With this is mind, here’s a few examples of brands using educational content to target and engage consumers, as well as the reasons why it works.


If you think brushing and flossing is all there is to oral hygiene, Colgate’s content hub suggests otherwise.

From information on anaesthesia and fillings to advice about changes during pregnancy – the Oral Care Center is packed full of information about all things teeth, conveniently pointing users towards the brand’s range of products.

Prompting users with three core topics – oral care conditions, cosmetic dentistry and preventative advice – the site is easy to navigate as well as informative.

By raising awareness of the pitfalls of poor oral care, the site effectively drives consumers towards products they might not have considered buying before.
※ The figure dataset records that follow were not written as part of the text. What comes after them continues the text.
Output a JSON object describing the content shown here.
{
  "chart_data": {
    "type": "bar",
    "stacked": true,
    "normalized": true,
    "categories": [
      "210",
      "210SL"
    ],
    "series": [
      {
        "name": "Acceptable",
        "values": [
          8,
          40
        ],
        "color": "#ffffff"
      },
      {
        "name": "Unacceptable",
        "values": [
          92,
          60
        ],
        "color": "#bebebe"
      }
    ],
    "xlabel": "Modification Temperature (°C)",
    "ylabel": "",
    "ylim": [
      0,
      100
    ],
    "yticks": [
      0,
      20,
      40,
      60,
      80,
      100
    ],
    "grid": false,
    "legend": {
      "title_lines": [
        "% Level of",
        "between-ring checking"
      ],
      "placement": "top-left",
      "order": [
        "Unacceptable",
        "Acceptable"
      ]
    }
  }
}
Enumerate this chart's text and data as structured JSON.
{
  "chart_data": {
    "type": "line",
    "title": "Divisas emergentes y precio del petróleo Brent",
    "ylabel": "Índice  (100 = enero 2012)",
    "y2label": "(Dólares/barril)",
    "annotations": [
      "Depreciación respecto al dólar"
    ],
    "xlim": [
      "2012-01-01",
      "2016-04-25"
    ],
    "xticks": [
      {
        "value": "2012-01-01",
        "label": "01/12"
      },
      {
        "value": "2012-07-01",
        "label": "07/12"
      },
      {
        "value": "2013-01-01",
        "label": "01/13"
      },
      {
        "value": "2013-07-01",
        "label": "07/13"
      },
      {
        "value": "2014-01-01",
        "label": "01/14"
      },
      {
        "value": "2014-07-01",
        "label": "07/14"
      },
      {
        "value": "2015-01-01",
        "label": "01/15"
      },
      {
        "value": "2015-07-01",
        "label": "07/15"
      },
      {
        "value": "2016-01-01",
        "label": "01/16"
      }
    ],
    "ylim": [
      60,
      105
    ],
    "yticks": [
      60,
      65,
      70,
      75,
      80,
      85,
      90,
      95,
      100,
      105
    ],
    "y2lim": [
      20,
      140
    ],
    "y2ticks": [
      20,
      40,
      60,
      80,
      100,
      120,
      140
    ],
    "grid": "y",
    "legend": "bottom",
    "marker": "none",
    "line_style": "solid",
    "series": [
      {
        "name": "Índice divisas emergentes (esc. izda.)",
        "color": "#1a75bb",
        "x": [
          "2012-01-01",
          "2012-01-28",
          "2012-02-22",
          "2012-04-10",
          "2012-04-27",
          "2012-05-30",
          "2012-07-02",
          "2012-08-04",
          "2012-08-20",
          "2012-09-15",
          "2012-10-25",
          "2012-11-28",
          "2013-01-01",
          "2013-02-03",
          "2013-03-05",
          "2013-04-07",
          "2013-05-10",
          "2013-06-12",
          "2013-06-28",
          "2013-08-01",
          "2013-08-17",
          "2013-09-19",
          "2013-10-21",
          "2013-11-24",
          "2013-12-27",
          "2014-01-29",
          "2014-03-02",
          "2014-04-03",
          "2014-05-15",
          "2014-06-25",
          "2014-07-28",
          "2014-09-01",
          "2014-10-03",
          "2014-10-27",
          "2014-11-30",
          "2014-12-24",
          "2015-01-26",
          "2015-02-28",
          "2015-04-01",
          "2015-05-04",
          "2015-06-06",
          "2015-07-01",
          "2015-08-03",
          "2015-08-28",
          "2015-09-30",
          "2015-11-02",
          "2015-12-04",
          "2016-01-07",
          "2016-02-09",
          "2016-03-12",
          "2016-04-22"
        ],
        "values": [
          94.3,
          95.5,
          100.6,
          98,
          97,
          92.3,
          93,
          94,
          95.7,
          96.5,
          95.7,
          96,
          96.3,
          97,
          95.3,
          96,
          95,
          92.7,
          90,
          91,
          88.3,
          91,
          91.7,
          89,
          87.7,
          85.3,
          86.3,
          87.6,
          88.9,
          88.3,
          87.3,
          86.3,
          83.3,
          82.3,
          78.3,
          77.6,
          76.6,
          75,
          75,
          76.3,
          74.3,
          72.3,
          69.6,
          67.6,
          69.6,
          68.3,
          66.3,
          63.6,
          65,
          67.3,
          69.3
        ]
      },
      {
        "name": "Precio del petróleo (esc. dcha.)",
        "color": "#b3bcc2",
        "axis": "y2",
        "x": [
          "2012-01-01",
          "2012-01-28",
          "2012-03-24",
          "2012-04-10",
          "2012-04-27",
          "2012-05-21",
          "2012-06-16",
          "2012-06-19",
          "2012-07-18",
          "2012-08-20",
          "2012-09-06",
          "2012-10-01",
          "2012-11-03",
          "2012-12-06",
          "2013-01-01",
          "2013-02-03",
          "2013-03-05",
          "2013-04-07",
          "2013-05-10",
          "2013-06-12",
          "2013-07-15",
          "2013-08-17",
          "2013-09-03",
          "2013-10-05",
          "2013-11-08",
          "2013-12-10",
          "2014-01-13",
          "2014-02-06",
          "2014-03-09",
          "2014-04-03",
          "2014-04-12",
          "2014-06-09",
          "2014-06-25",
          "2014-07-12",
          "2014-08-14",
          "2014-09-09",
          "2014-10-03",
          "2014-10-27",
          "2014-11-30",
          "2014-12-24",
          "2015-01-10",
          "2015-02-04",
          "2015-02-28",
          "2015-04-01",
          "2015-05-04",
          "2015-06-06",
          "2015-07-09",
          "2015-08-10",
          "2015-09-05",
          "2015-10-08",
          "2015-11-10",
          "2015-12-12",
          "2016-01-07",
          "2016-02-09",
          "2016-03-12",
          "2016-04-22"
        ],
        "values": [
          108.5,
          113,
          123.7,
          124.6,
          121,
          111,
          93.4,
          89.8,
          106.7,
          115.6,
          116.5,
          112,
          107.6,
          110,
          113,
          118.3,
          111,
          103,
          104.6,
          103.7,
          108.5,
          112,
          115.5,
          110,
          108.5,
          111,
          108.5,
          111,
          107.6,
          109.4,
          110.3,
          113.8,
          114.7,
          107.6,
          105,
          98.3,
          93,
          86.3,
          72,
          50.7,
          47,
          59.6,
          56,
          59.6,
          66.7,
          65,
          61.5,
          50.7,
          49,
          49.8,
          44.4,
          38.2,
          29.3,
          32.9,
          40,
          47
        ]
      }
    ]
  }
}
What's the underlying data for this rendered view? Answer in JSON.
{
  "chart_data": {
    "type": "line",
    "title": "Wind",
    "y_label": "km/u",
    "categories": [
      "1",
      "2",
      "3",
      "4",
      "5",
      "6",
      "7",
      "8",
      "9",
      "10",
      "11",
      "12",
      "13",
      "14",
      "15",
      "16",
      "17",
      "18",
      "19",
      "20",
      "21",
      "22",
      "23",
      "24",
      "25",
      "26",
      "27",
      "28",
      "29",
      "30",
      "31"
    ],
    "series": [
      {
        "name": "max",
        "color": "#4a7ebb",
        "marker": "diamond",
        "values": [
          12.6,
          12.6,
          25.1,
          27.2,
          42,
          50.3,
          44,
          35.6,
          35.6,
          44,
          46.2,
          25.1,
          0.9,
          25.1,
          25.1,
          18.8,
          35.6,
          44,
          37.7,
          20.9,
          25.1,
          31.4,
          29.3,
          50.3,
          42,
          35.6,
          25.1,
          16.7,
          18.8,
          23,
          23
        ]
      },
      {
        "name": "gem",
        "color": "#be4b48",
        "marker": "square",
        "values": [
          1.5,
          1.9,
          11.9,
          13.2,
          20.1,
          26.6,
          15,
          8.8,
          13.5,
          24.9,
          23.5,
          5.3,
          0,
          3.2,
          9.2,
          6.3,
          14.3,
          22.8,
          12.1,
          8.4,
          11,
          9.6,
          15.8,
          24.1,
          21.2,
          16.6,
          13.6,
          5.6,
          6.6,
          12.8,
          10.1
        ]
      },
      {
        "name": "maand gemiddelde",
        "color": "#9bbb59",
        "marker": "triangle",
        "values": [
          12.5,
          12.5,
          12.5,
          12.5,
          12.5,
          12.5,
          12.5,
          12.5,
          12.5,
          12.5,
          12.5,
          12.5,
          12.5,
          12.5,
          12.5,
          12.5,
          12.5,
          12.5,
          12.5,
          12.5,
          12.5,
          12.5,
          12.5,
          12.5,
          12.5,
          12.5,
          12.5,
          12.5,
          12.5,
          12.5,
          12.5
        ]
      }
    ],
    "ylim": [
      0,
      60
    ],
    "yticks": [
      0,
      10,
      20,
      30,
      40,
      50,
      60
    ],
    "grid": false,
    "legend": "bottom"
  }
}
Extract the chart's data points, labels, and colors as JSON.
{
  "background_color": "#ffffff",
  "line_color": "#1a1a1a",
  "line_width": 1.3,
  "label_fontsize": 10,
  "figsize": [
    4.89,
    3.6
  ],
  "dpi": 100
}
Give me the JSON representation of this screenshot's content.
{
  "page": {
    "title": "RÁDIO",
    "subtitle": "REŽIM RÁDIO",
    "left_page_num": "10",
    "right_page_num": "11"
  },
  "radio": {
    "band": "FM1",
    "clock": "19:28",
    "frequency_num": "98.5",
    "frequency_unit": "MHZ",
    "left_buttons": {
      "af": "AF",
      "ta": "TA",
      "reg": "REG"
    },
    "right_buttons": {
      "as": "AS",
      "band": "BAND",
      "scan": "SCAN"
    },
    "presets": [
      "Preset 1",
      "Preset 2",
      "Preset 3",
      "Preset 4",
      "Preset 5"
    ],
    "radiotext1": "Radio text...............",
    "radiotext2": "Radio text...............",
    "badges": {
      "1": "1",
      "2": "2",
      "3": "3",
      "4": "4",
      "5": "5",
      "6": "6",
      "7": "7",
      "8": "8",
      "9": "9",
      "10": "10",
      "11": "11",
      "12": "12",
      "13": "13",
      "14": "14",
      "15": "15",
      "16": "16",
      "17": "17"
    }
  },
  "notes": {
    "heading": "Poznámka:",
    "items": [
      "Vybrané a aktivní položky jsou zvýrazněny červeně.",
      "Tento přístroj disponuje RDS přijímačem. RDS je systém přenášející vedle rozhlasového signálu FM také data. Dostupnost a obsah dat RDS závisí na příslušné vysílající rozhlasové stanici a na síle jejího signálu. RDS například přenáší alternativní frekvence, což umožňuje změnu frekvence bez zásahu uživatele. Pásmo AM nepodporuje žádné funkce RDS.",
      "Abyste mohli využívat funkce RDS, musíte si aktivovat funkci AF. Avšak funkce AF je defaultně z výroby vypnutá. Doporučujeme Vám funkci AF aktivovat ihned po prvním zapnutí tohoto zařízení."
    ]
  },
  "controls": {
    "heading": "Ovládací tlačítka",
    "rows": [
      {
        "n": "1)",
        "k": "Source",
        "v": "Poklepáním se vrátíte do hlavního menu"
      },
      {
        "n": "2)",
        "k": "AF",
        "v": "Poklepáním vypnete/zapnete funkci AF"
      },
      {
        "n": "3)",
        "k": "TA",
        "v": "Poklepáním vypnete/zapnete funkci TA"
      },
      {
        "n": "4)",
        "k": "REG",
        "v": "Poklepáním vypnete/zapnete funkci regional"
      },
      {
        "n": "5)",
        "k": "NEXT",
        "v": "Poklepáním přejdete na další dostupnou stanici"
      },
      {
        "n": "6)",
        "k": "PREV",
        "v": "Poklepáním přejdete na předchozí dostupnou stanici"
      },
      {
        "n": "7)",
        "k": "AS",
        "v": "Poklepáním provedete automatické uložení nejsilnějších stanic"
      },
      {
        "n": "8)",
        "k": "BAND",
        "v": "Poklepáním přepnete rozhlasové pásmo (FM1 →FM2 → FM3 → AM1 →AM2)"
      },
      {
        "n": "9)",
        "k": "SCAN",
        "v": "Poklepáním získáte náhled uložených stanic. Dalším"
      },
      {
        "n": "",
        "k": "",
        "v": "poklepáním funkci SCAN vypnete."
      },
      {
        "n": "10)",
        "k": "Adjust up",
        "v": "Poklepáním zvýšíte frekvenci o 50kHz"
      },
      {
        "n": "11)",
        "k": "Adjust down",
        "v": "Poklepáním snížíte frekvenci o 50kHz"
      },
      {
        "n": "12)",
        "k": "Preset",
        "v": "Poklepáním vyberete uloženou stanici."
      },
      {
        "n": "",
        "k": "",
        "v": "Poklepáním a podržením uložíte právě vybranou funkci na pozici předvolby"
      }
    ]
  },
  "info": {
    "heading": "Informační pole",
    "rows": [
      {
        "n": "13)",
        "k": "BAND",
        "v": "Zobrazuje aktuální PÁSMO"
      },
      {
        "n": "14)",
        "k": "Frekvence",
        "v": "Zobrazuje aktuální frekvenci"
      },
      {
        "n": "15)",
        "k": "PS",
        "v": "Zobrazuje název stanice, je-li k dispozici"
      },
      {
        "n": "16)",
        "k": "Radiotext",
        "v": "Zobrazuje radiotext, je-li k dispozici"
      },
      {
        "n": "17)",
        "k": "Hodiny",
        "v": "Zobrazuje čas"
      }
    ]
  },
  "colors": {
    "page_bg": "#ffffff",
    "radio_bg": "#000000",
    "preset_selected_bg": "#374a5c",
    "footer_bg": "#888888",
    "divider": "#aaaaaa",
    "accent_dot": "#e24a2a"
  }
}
It’s normal to feel overwhelmed about topics like tax, mortgages and cyber security. Consequently, educational content can help to calm people’s fears and ultimately help turn them into loyal consumers. It can also break down barriers, lessening the ‘big bad’ stereotype of a corporate bank, and reminding them of the brand’s values.

Barclays’ Code Playground, a site dedicated to teaching kids how to code, does exactly that. With its cute graphics, it’s designed to engage and entertain little ones while teaching them something truly valuable. Conveniently, it also instils trust in parents, with the knowledge that the brand cares about more than its immediate gain.

The brand’s Digital Wings hub is similarly helpful, tapping into the digital skills gap to teach people about technology. By recognising the need for this type of information, Barclays demonstrates an understanding of its core consumer.


A mattress brand might not sound like the most obvious source of educational content, but Casper cleverly uses the subject of sleep to target and engage consumers who might be searching for its product.

Van Winkle’s is a blog dedicated to the scientific and cultural foundations of sleep, with articles on everything from how to prevent snoring to the sleeping patterns of famous writers. 

What is particularly interesting is that Casper’s has created Van Winkle’s as a separate and unbranded hub. There’s no real promotion of the product within the articles, apart from citing Casper as the publisher at the bottom of the site. While this approach could potentially lead consumers to feel duped or secretly marketed to, it is part of Van Winkle’s aim to become the number one authority voice on the subject. 


A lot of brands use storytelling or emotion-based content to engage consumers, but Patagonia combines the two in its educational series, ‘Vote our Planet’.

While the campaign is designed to raise awareness about the environment, it also has a much more direct aim – to prompt the election of officials that will defend the planet’s air, water and soil, and protect the health and well-being of Americans.

As well as creating its own videos, the Vote our Planet hub also collates relevant content and helpful resources, ranging from regional voter guides to environmental news. Not only is Patagonia a good example of how to use education to engage, but it shows how to empower consumers as well as help drive social change.